Un intenso e suggestivo dialogo tra due linguaggi, quello della fotografia e quello della poesia, e tra due grandi maestri della cultura italiana, Ugo Mulas e Eugenio Montale. Succede all’Abbazia di San Fruttuoso a Camogli (GE), dove da pochi giorni (e fino al febbraio 2025) si svolge la mostra Ossi di Seppia. Ugo Mulas, Eugenio Montale.
A cura di Guido Risicato e Archivio Ugo Mulas, la rassegna che il FAI - Fondo per l’Ambiente Italiano ETS ospita nel prestigioso luogo presenta venticinque fotografie in bianco e nero scattate dal celebre fotografo nel 1962 a Monterosso, nelle Cinque Terre, luogo dove Eugenio Montale ha trascorso la sua infanzia e che ha ispirato il poeta nella composizione della raccolta Ossi di Seppia.
“Con questa mostra - spiega Daniela Bruno – Direttrice Culturale FAI- il FAI vi invita a riflettere sulla natura e sul valore del paesaggio. Il paesaggio non è un panorama, non è una cartolina. Non è piatto, ma è profondo, e significativo. È storico, è umano, è espressivo: tanto che insegna, e talvolta perfino commuove. Bisogna guardarlo con attenzione però, soffermandosi con calma e sui dettagli, osservando con gli occhi per capire con la testa e sentire con il cuore.

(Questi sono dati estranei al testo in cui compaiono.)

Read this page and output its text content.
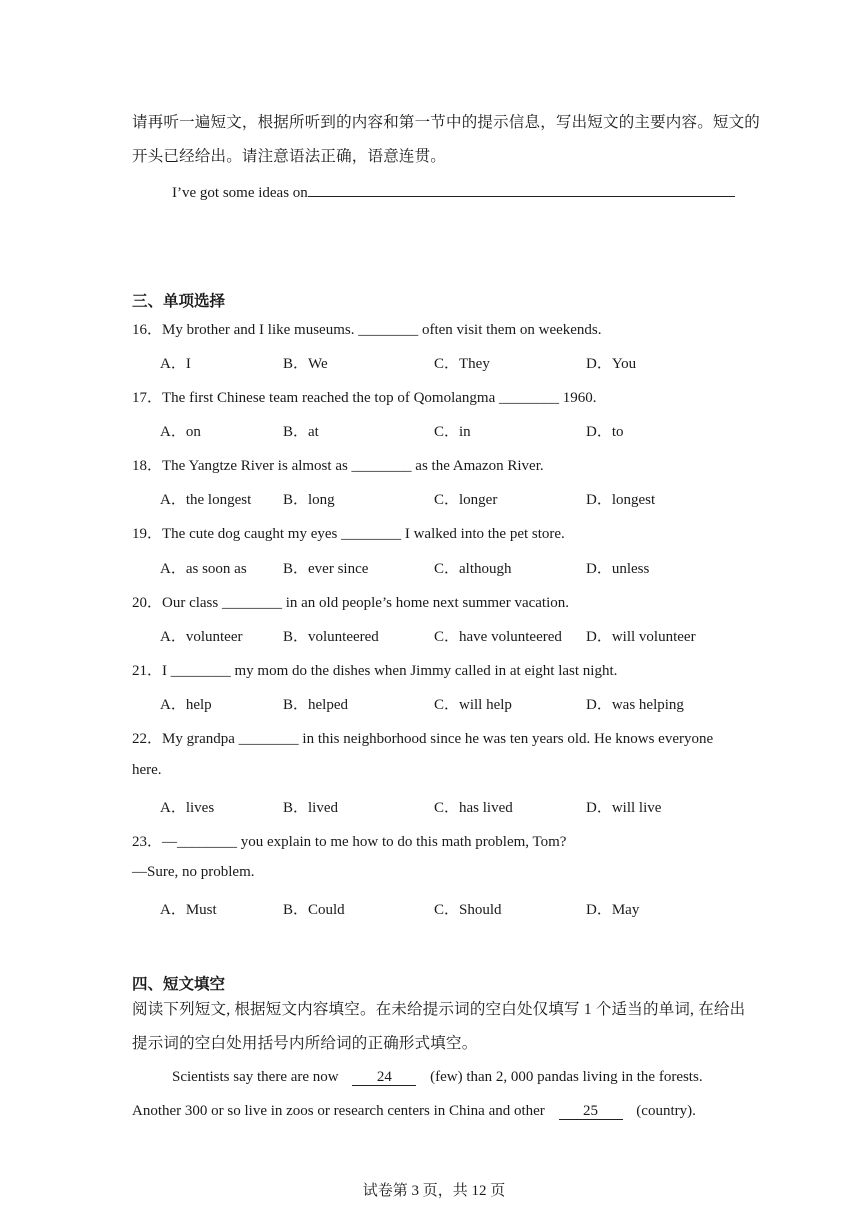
请再听一遍短文，根据所听到的内容和第一节中的提示信息，写出短文的主要内容。短文的
开头已经给出。请注意语法正确，语意连贯。
I’ve got some ideas on
三、单项选择
16．My brother and I like museums. ________ often visit them on weekends.
A．I	B．We	C．They	D．You
17．The first Chinese team reached the top of Qomolangma ________ 1960.
A．on	B．at	C．in	D．to
18．The Yangtze River is almost as ________ as the Amazon River.
A．the longest B．long	C．longer	D．longest
19．The cute dog caught my eyes ________ I walked into the pet store.
A．as soon as B．ever since	C．although	D．unless
20．Our class ________ in an old people’s home next summer vacation.
A．volunteer	B．volunteered	C．have volunteered D．will volunteer
21．I ________ my mom do the dishes when Jimmy called in at eight last night.
A．help	B．helped	C．will help	D．was helping
22．My grandpa ________ in this neighborhood since he was ten years old. He knows everyone
here.
A．lives	B．lived	C．has lived	D．will live
23．—________ you explain to me how to do this math problem, Tom?
—Sure, no problem.
A．Must	B．Could	C．Should	D．May
四、短文填空
阅读下列短文, 根据短文内容填空。在未给提示词的空白处仅填写 1 个适当的单词, 在给出
提示词的空白处用括号内所给词的正确形式填空。
Scientists say there are now	24	(few) than 2, 000 pandas living in the forests.
Another 300 or so live in zoos or research centers in China and other	25	(country).
试卷第 3 页，共 12 页
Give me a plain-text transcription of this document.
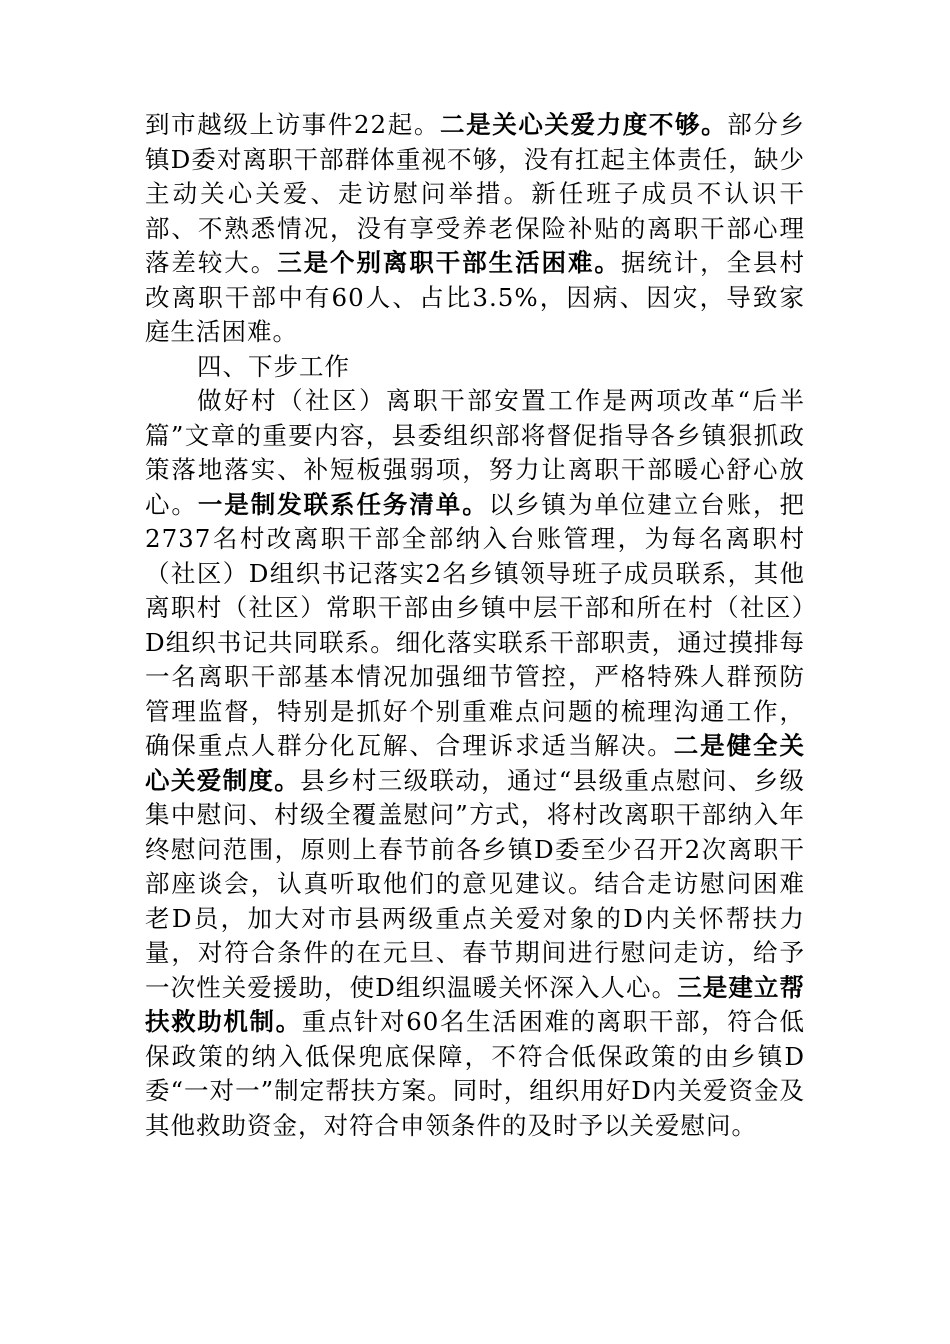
到市越级上访事件22起。二是关心关爱力度不够。部分乡镇D委对离职干部群体重视不够，没有扛起主体责任，缺少主动关心关爱、走访慰问举措。新任班子成员不认识干部、不熟悉情况，没有享受养老保险补贴的离职干部心理落差较大。三是个别离职干部生活困难。据统计，全县村改离职干部中有60人、占比3.5%，因病、因灾，导致家庭生活困难。

四、下步工作

做好村（社区）离职干部安置工作是两项改革“后半篇”文章的重要内容，县委组织部将督促指导各乡镇狠抓政策落地落实、补短板强弱项，努力让离职干部暖心舒心放心。一是制发联系任务清单。以乡镇为单位建立台账，把2737名村改离职干部全部纳入台账管理，为每名离职村（社区）D组织书记落实2名乡镇领导班子成员联系，其他离职村（社区）常职干部由乡镇中层干部和所在村（社区）D组织书记共同联系。细化落实联系干部职责，通过摸排每一名离职干部基本情况加强细节管控，严格特殊人群预防管理监督，特别是抓好个别重难点问题的梳理沟通工作，确保重点人群分化瓦解、合理诉求适当解决。二是健全关心关爱制度。县乡村三级联动，通过“县级重点慰问、乡级集中慰问、村级全覆盖慰问”方式，将村改离职干部纳入年终慰问范围，原则上春节前各乡镇D委至少召开2次离职干部座谈会，认真听取他们的意见建议。结合走访慰问困难老D员，加大对市县两级重点关爱对象的D内关怀帮扶力量，对符合条件的在元旦、春节期间进行慰问走访，给予一次性关爱援助，使D组织温暖关怀深入人心。三是建立帮扶救助机制。重点针对60名生活困难的离职干部，符合低保政策的纳入低保兜底保障，不符合低保政策的由乡镇D委“一对一”制定帮扶方案。同时，组织用好D内关爱资金及其他救助资金，对符合申领条件的及时予以关爱慰问。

Solo così se ne coglieranno le espressioni più autentiche e originali, che non sempre coincidono con la bellezza, ma piuttosto, talvolta, con i contrasti, le asprezze, le luci e le ombre”.
Gli scatti esposti esprimono infatti, in maniera concettuale, il paesaggio descritto da Montale in quel che egli stesso definiva il periodo del “proto-Montale”, ovvero il 1925 quando egli pubblicò una delle sue prime raccolte, Ossi di seppia appunto, dove la sua lingua, aspra e pietrosa, già mostrava il lato oscuro della condizione umana. Affascinato da sempre da quei versi, Ugo Mulas decide di illustrare per una rivista la Raccolta e si reca a Monterosso con l’intento di rendere su lastra quel sentimento, insieme di assoluto e di profonda solitudine, rappresentato dal mare, dal sole e dalle rocce.
“Più che queste foto di documento che possono anche essere interessanti, quello che conta rendere, è il clima generale del luogo, cioè trovare quegli elementi generici, non specifici, che continuamente ritornano, come un leit-motiv in tutto il libro” scrive Ugo Mulas in merito al suo reportage. Il risultato è un’opera fotografica caratterizzata dalla scelta d’insoliti punti di vista e da un intenso lirismo completamente aderente all’opera del poeta, dove la parola trova una perfetta corrispondenza con l’immagine.
“Le qualità sia dell’inquadratura sia della luce di questi scatti - sottolinea Stefano Verdino, docente di letteratura italiana all’Università di Genova - hanno un che di perentorio, che calza mirabilmente non in termini illustrativi ma di sintonia espressiva con il verso sempre nitido e tagliente di questo primo Montale”.